Bender wirft hin: kein glaube mehr an burghausens 3-liga-traum

Lars Bender hat die Reißleine gezogen. Nach 15 Monaten an der Salzach verlässt der 36-Jährige Wacker Burghausen freiwillig – weil er den eingeschlagenen Weg nicht mehr mitgeht. „Ich sehe keine realistische Chance auf den Aufstieg“, sagt er, „und ohne Perspektive bin ich der Falsche am Spielfeldrand.“

Der knoten platzte schon im winter

Intern war das Ende länger absehbar. Die Vereinsgarantie „3. Liga bis 2030“ geriet immer mehr zum Papiertiger – kein Konzept, kein Etat, kein klares How-to. Bender, der sich vor Jahresfrist noch selbst in die Zukunft redete, merkte: Der Klub rudert, er soll schwimmen. Also stieg er aus, bevor er ertrinkt. Geschäftsführer Andreas Huber reagierte prompt und lotste Matthias Ostrzolek vom Konkurrenten Schwaben Augsburg an den Inn. Zwei Jahre Vertrag, sofortige Vollmacht. Die Botschaft: Ein Neuanfang, nicht nur ein Trainerwechsel.

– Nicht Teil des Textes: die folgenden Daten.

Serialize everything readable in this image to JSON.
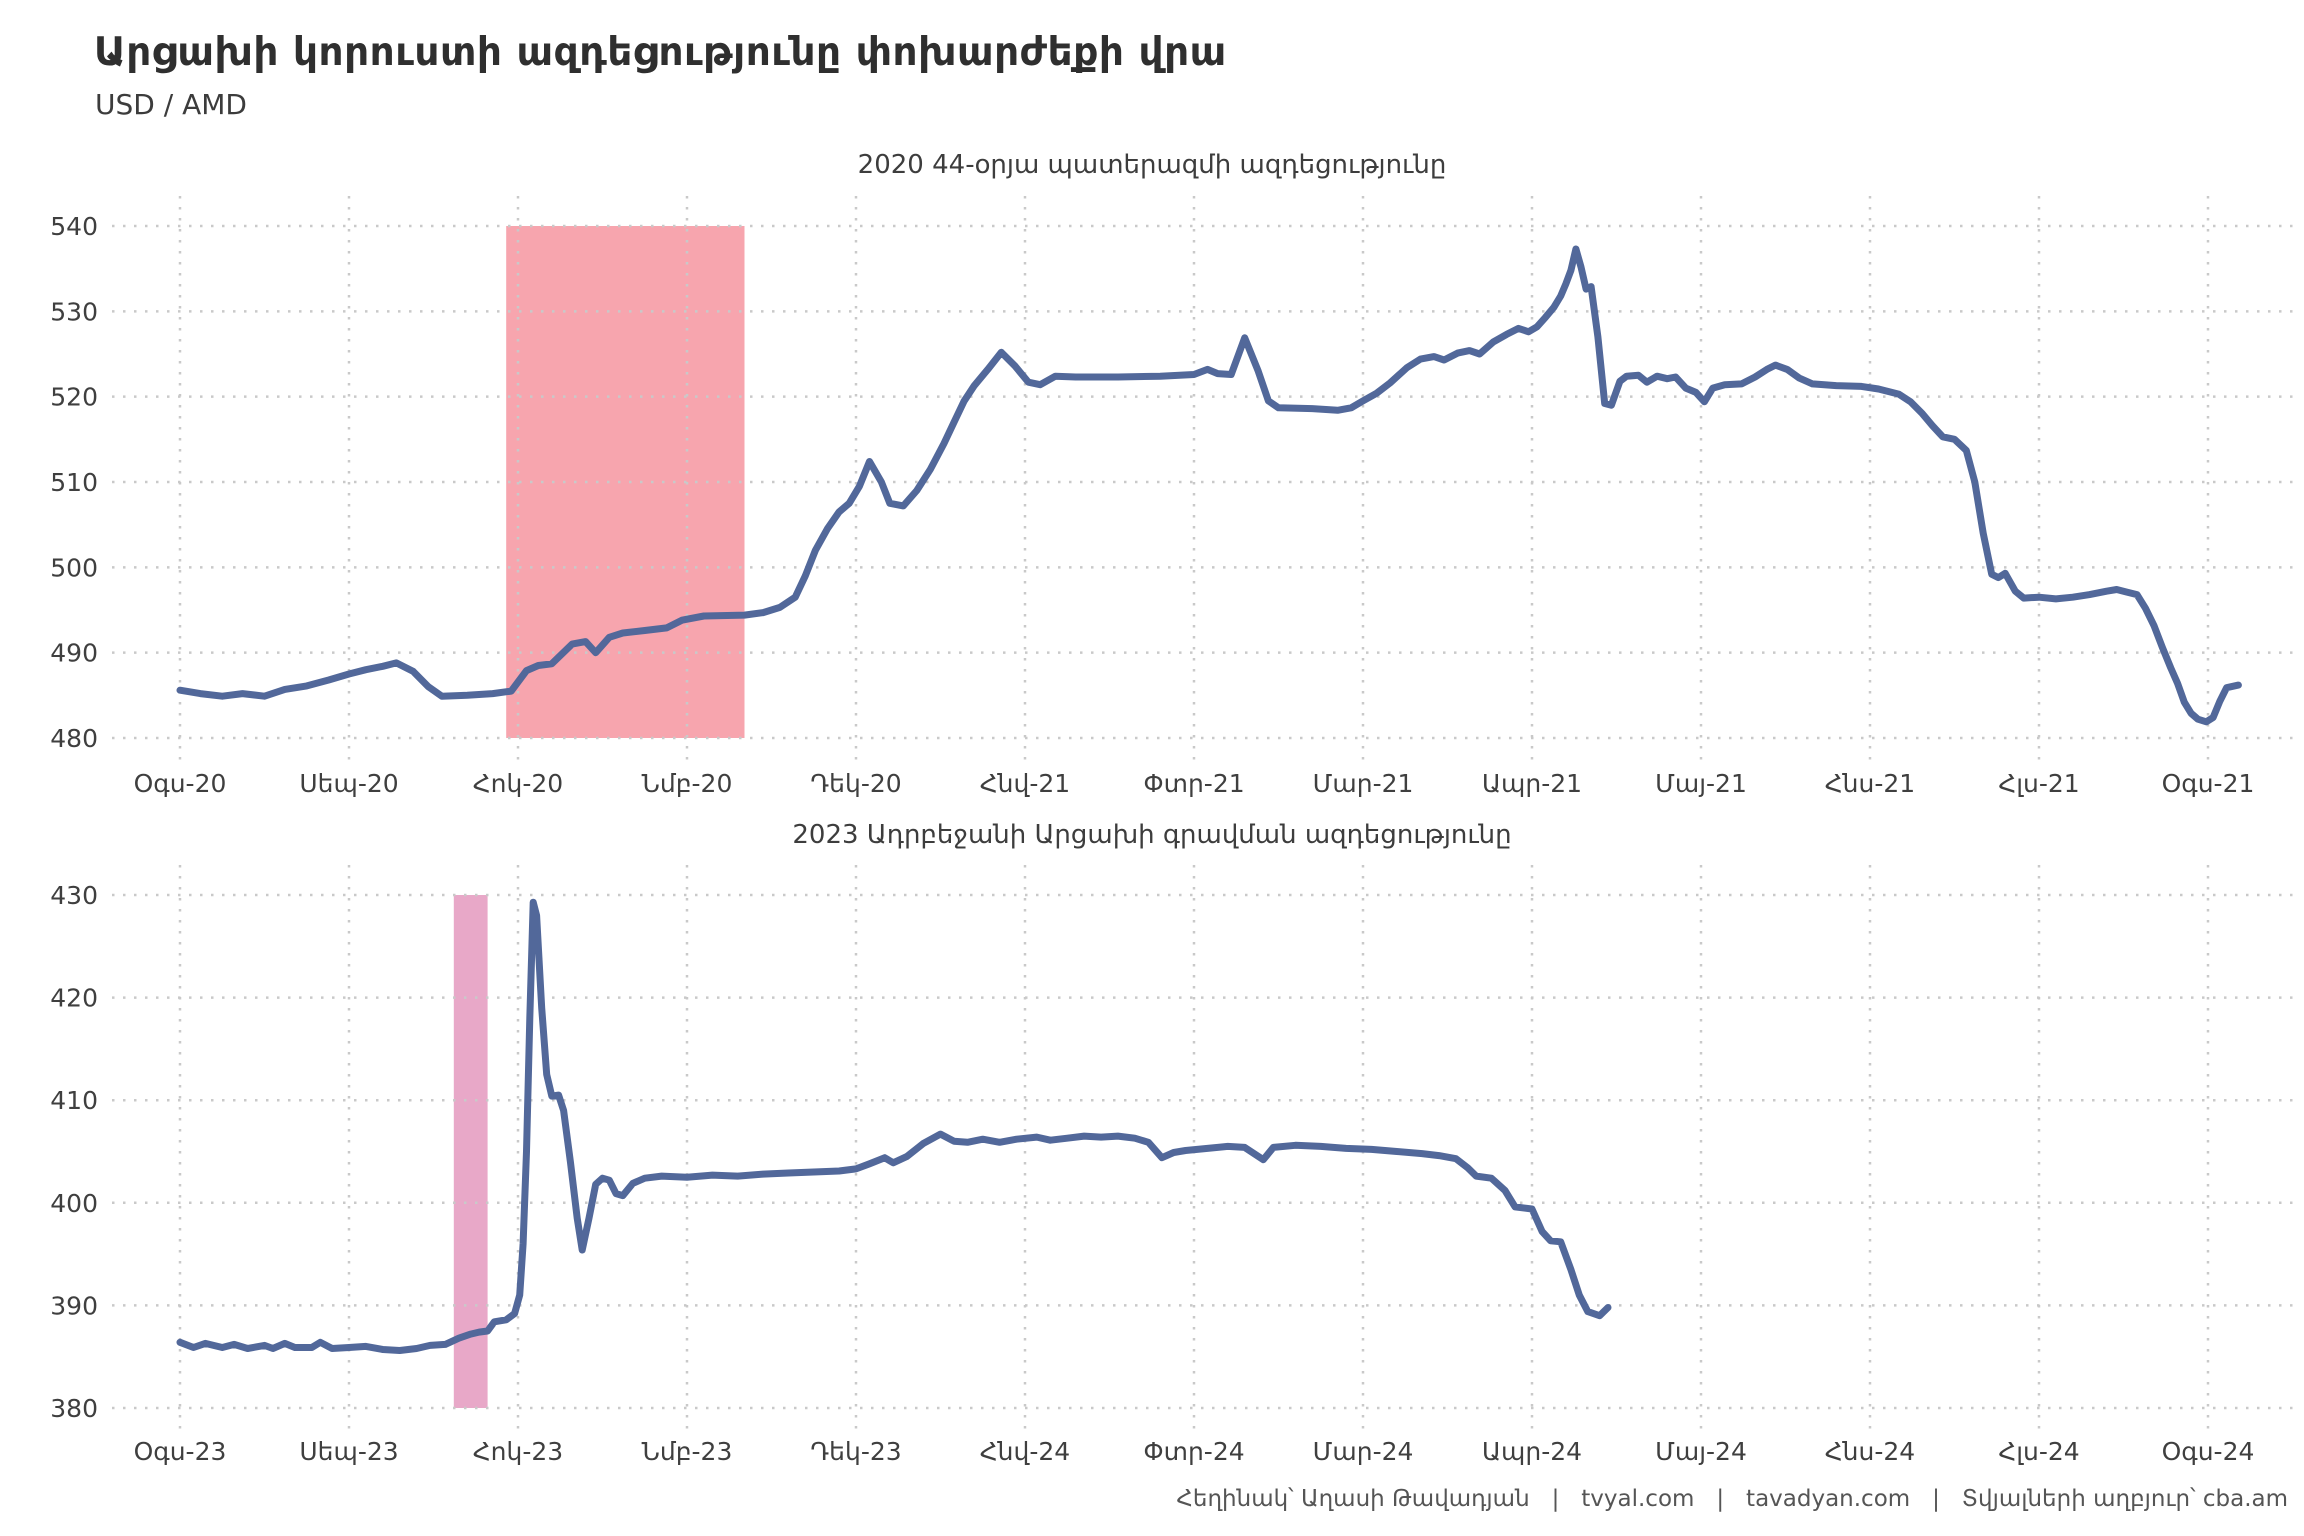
{
  "header": {
    "title": "Արցախի կորուստի ազդեցությունը փոխարժեքի վրա",
    "subtitle": "USD / AMD"
  },
  "footer": {
    "text": "Հեղինակ՝ Աղասի Թավադյան   |   tvyal.com   |   tavadyan.com   |   Տվյալների աղբյուր՝ cba.am"
  },
  "colors": {
    "background": "#ffffff",
    "grid": "#c9c9c9",
    "tick_text": "#3f3f3f",
    "line": "#52689a",
    "band_2020": "#f7a5ae",
    "band_2023": "#e8a8c8"
  },
  "chart_data": [
    {
      "type": "line",
      "subtitle": "2020 44-օրյա պատերազմի ազդեցությունը",
      "ylabel": "USD / AMD",
      "ylim": [
        480,
        540
      ],
      "y_ticks": [
        540,
        530,
        520,
        510,
        500,
        490,
        480
      ],
      "x_tick_months": [
        0,
        1,
        2,
        3,
        4,
        5,
        6,
        7,
        8,
        9,
        10,
        11,
        12
      ],
      "x_tick_labels": [
        "Օգս-20",
        "Սեպ-20",
        "Հոկ-20",
        "Նմբ-20",
        "Դեկ-20",
        "Հնվ-21",
        "Փտր-21",
        "Մար-21",
        "Ապր-21",
        "Մայ-21",
        "Հնս-21",
        "Հլս-21",
        "Օգս-21"
      ],
      "grid": "dotted",
      "legend": "none",
      "band": {
        "x0": 1.93,
        "x1": 3.34,
        "color": "#f7a5ae",
        "meaning": "2020 44-day war period"
      },
      "line_color": "#52689a",
      "series": [
        [
          0.0,
          485.6
        ],
        [
          0.12,
          485.2
        ],
        [
          0.25,
          484.9
        ],
        [
          0.37,
          485.2
        ],
        [
          0.5,
          484.9
        ],
        [
          0.62,
          485.7
        ],
        [
          0.75,
          486.1
        ],
        [
          0.88,
          486.8
        ],
        [
          1.0,
          487.5
        ],
        [
          1.1,
          488.0
        ],
        [
          1.2,
          488.4
        ],
        [
          1.28,
          488.8
        ],
        [
          1.38,
          487.8
        ],
        [
          1.47,
          486.0
        ],
        [
          1.55,
          484.9
        ],
        [
          1.7,
          485.0
        ],
        [
          1.85,
          485.2
        ],
        [
          1.96,
          485.5
        ],
        [
          2.05,
          487.9
        ],
        [
          2.12,
          488.5
        ],
        [
          2.2,
          488.7
        ],
        [
          2.32,
          491.0
        ],
        [
          2.4,
          491.3
        ],
        [
          2.46,
          490.0
        ],
        [
          2.54,
          491.8
        ],
        [
          2.62,
          492.3
        ],
        [
          2.75,
          492.6
        ],
        [
          2.88,
          492.9
        ],
        [
          2.97,
          493.8
        ],
        [
          3.1,
          494.3
        ],
        [
          3.34,
          494.4
        ],
        [
          3.45,
          494.7
        ],
        [
          3.55,
          495.3
        ],
        [
          3.64,
          496.5
        ],
        [
          3.7,
          499.0
        ],
        [
          3.76,
          502.0
        ],
        [
          3.83,
          504.5
        ],
        [
          3.9,
          506.5
        ],
        [
          3.96,
          507.5
        ],
        [
          4.02,
          509.5
        ],
        [
          4.08,
          512.4
        ],
        [
          4.15,
          510.0
        ],
        [
          4.2,
          507.5
        ],
        [
          4.28,
          507.2
        ],
        [
          4.36,
          509.0
        ],
        [
          4.44,
          511.5
        ],
        [
          4.52,
          514.5
        ],
        [
          4.58,
          517.0
        ],
        [
          4.64,
          519.5
        ],
        [
          4.7,
          521.3
        ],
        [
          4.78,
          523.2
        ],
        [
          4.86,
          525.2
        ],
        [
          4.94,
          523.6
        ],
        [
          5.02,
          521.7
        ],
        [
          5.09,
          521.4
        ],
        [
          5.18,
          522.4
        ],
        [
          5.3,
          522.3
        ],
        [
          5.55,
          522.3
        ],
        [
          5.8,
          522.4
        ],
        [
          6.0,
          522.6
        ],
        [
          6.08,
          523.2
        ],
        [
          6.14,
          522.7
        ],
        [
          6.22,
          522.6
        ],
        [
          6.3,
          526.9
        ],
        [
          6.38,
          523.0
        ],
        [
          6.44,
          519.5
        ],
        [
          6.5,
          518.7
        ],
        [
          6.7,
          518.6
        ],
        [
          6.85,
          518.4
        ],
        [
          6.93,
          518.7
        ],
        [
          7.0,
          519.5
        ],
        [
          7.08,
          520.4
        ],
        [
          7.16,
          521.6
        ],
        [
          7.26,
          523.4
        ],
        [
          7.34,
          524.4
        ],
        [
          7.42,
          524.7
        ],
        [
          7.48,
          524.3
        ],
        [
          7.56,
          525.1
        ],
        [
          7.63,
          525.4
        ],
        [
          7.69,
          525.0
        ],
        [
          7.77,
          526.4
        ],
        [
          7.85,
          527.3
        ],
        [
          7.92,
          528.0
        ],
        [
          7.98,
          527.6
        ],
        [
          8.03,
          528.2
        ],
        [
          8.08,
          529.3
        ],
        [
          8.13,
          530.5
        ],
        [
          8.17,
          531.8
        ],
        [
          8.2,
          533.2
        ],
        [
          8.23,
          534.8
        ],
        [
          8.26,
          537.3
        ],
        [
          8.29,
          535.2
        ],
        [
          8.32,
          532.6
        ],
        [
          8.35,
          532.9
        ],
        [
          8.39,
          527.0
        ],
        [
          8.43,
          519.2
        ],
        [
          8.47,
          519.0
        ],
        [
          8.52,
          521.8
        ],
        [
          8.56,
          522.4
        ],
        [
          8.63,
          522.5
        ],
        [
          8.68,
          521.7
        ],
        [
          8.74,
          522.4
        ],
        [
          8.8,
          522.1
        ],
        [
          8.85,
          522.3
        ],
        [
          8.91,
          521.0
        ],
        [
          8.97,
          520.5
        ],
        [
          9.02,
          519.4
        ],
        [
          9.07,
          521.0
        ],
        [
          9.14,
          521.4
        ],
        [
          9.24,
          521.5
        ],
        [
          9.32,
          522.3
        ],
        [
          9.39,
          523.2
        ],
        [
          9.44,
          523.7
        ],
        [
          9.51,
          523.2
        ],
        [
          9.58,
          522.2
        ],
        [
          9.66,
          521.5
        ],
        [
          9.8,
          521.3
        ],
        [
          9.95,
          521.2
        ],
        [
          10.05,
          520.9
        ],
        [
          10.17,
          520.3
        ],
        [
          10.24,
          519.4
        ],
        [
          10.31,
          518.0
        ],
        [
          10.37,
          516.6
        ],
        [
          10.43,
          515.3
        ],
        [
          10.5,
          515.0
        ],
        [
          10.57,
          513.7
        ],
        [
          10.62,
          510.0
        ],
        [
          10.67,
          504.0
        ],
        [
          10.72,
          499.2
        ],
        [
          10.76,
          498.8
        ],
        [
          10.8,
          499.3
        ],
        [
          10.86,
          497.2
        ],
        [
          10.91,
          496.4
        ],
        [
          11.0,
          496.5
        ],
        [
          11.1,
          496.3
        ],
        [
          11.2,
          496.5
        ],
        [
          11.3,
          496.8
        ],
        [
          11.4,
          497.2
        ],
        [
          11.46,
          497.4
        ],
        [
          11.52,
          497.1
        ],
        [
          11.58,
          496.8
        ],
        [
          11.63,
          495.2
        ],
        [
          11.68,
          493.2
        ],
        [
          11.73,
          490.6
        ],
        [
          11.78,
          488.2
        ],
        [
          11.82,
          486.4
        ],
        [
          11.86,
          484.2
        ],
        [
          11.9,
          482.9
        ],
        [
          11.94,
          482.2
        ],
        [
          11.99,
          481.9
        ],
        [
          12.03,
          482.4
        ],
        [
          12.07,
          484.3
        ],
        [
          12.11,
          485.9
        ],
        [
          12.18,
          486.2
        ]
      ]
    },
    {
      "type": "line",
      "subtitle": "2023 Ադրբեջանի Արցախի գրավման ազդեցությունը",
      "ylabel": "USD / AMD",
      "ylim": [
        380,
        430
      ],
      "y_ticks": [
        430,
        420,
        410,
        400,
        390,
        380
      ],
      "x_tick_months": [
        0,
        1,
        2,
        3,
        4,
        5,
        6,
        7,
        8,
        9,
        10,
        11,
        12
      ],
      "x_tick_labels": [
        "Օգս-23",
        "Սեպ-23",
        "Հոկ-23",
        "Նմբ-23",
        "Դեկ-23",
        "Հնվ-24",
        "Փտր-24",
        "Մար-24",
        "Ապր-24",
        "Մայ-24",
        "Հնս-24",
        "Հլս-24",
        "Օգս-24"
      ],
      "grid": "dotted",
      "legend": "none",
      "band": {
        "x0": 1.62,
        "x1": 1.82,
        "color": "#e8a8c8",
        "meaning": "September 2023 capture of Artsakh"
      },
      "line_color": "#52689a",
      "series": [
        [
          0.0,
          386.4
        ],
        [
          0.08,
          385.9
        ],
        [
          0.15,
          386.3
        ],
        [
          0.25,
          385.9
        ],
        [
          0.32,
          386.2
        ],
        [
          0.4,
          385.8
        ],
        [
          0.5,
          386.1
        ],
        [
          0.55,
          385.8
        ],
        [
          0.62,
          386.3
        ],
        [
          0.68,
          385.9
        ],
        [
          0.78,
          385.9
        ],
        [
          0.83,
          386.4
        ],
        [
          0.9,
          385.8
        ],
        [
          1.0,
          385.9
        ],
        [
          1.1,
          386.0
        ],
        [
          1.2,
          385.7
        ],
        [
          1.3,
          385.6
        ],
        [
          1.4,
          385.8
        ],
        [
          1.48,
          386.1
        ],
        [
          1.57,
          386.2
        ],
        [
          1.65,
          386.8
        ],
        [
          1.72,
          387.2
        ],
        [
          1.77,
          387.4
        ],
        [
          1.82,
          387.5
        ],
        [
          1.86,
          388.4
        ],
        [
          1.93,
          388.6
        ],
        [
          1.98,
          389.2
        ],
        [
          2.01,
          391.0
        ],
        [
          2.03,
          396.0
        ],
        [
          2.05,
          405.0
        ],
        [
          2.07,
          418.0
        ],
        [
          2.09,
          429.3
        ],
        [
          2.11,
          428.0
        ],
        [
          2.14,
          419.0
        ],
        [
          2.17,
          412.5
        ],
        [
          2.2,
          410.4
        ],
        [
          2.24,
          410.5
        ],
        [
          2.27,
          409.0
        ],
        [
          2.31,
          404.0
        ],
        [
          2.35,
          398.5
        ],
        [
          2.38,
          395.4
        ],
        [
          2.42,
          398.5
        ],
        [
          2.46,
          401.8
        ],
        [
          2.5,
          402.4
        ],
        [
          2.54,
          402.2
        ],
        [
          2.58,
          400.9
        ],
        [
          2.62,
          400.7
        ],
        [
          2.68,
          401.9
        ],
        [
          2.75,
          402.4
        ],
        [
          2.85,
          402.6
        ],
        [
          3.0,
          402.5
        ],
        [
          3.15,
          402.7
        ],
        [
          3.3,
          402.6
        ],
        [
          3.45,
          402.8
        ],
        [
          3.6,
          402.9
        ],
        [
          3.75,
          403.0
        ],
        [
          3.9,
          403.1
        ],
        [
          4.0,
          403.3
        ],
        [
          4.08,
          403.8
        ],
        [
          4.17,
          404.4
        ],
        [
          4.22,
          403.9
        ],
        [
          4.3,
          404.5
        ],
        [
          4.4,
          405.8
        ],
        [
          4.5,
          406.7
        ],
        [
          4.58,
          406.0
        ],
        [
          4.66,
          405.9
        ],
        [
          4.75,
          406.2
        ],
        [
          4.85,
          405.9
        ],
        [
          4.95,
          406.2
        ],
        [
          5.07,
          406.4
        ],
        [
          5.15,
          406.1
        ],
        [
          5.25,
          406.3
        ],
        [
          5.35,
          406.5
        ],
        [
          5.45,
          406.4
        ],
        [
          5.55,
          406.5
        ],
        [
          5.65,
          406.3
        ],
        [
          5.73,
          405.9
        ],
        [
          5.81,
          404.4
        ],
        [
          5.88,
          404.9
        ],
        [
          5.95,
          405.1
        ],
        [
          6.08,
          405.3
        ],
        [
          6.2,
          405.5
        ],
        [
          6.3,
          405.4
        ],
        [
          6.41,
          404.2
        ],
        [
          6.47,
          405.4
        ],
        [
          6.6,
          405.6
        ],
        [
          6.75,
          405.5
        ],
        [
          6.9,
          405.3
        ],
        [
          7.05,
          405.2
        ],
        [
          7.2,
          405.0
        ],
        [
          7.35,
          404.8
        ],
        [
          7.45,
          404.6
        ],
        [
          7.55,
          404.3
        ],
        [
          7.62,
          403.4
        ],
        [
          7.67,
          402.6
        ],
        [
          7.76,
          402.4
        ],
        [
          7.84,
          401.2
        ],
        [
          7.9,
          399.6
        ],
        [
          8.0,
          399.4
        ],
        [
          8.06,
          397.2
        ],
        [
          8.11,
          396.3
        ],
        [
          8.17,
          396.2
        ],
        [
          8.23,
          393.5
        ],
        [
          8.28,
          391.0
        ],
        [
          8.33,
          389.4
        ],
        [
          8.4,
          389.0
        ],
        [
          8.45,
          389.8
        ]
      ]
    }
  ]
}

Doch die Saison ist noch nicht vorbei. Bender will sein letztes Kapitel nicht im Sturm verlassen. Drei Punkte aus drei Spielen – das ist weniger Stagnation als Ausrutscher. „Wir sind unrund, weil wir keinen Rhythmus kriegen“, sagt er. Zweimal fiel die Partie aus, das Team hopste von Trainingseinheit zu Trainingseinheit. Ergebnis: ein unrudimentiertes 0:2 in Vilzing, ein verschlafenes 0:1 in Illertissen. Die Standards? „Hinten fressen wir Eckbälle, vorne verpassen wir sie“, so Bender. Der letzte Auswärtssieg datiert vom 30. September – in Bayreuth, vor 177 Tagen.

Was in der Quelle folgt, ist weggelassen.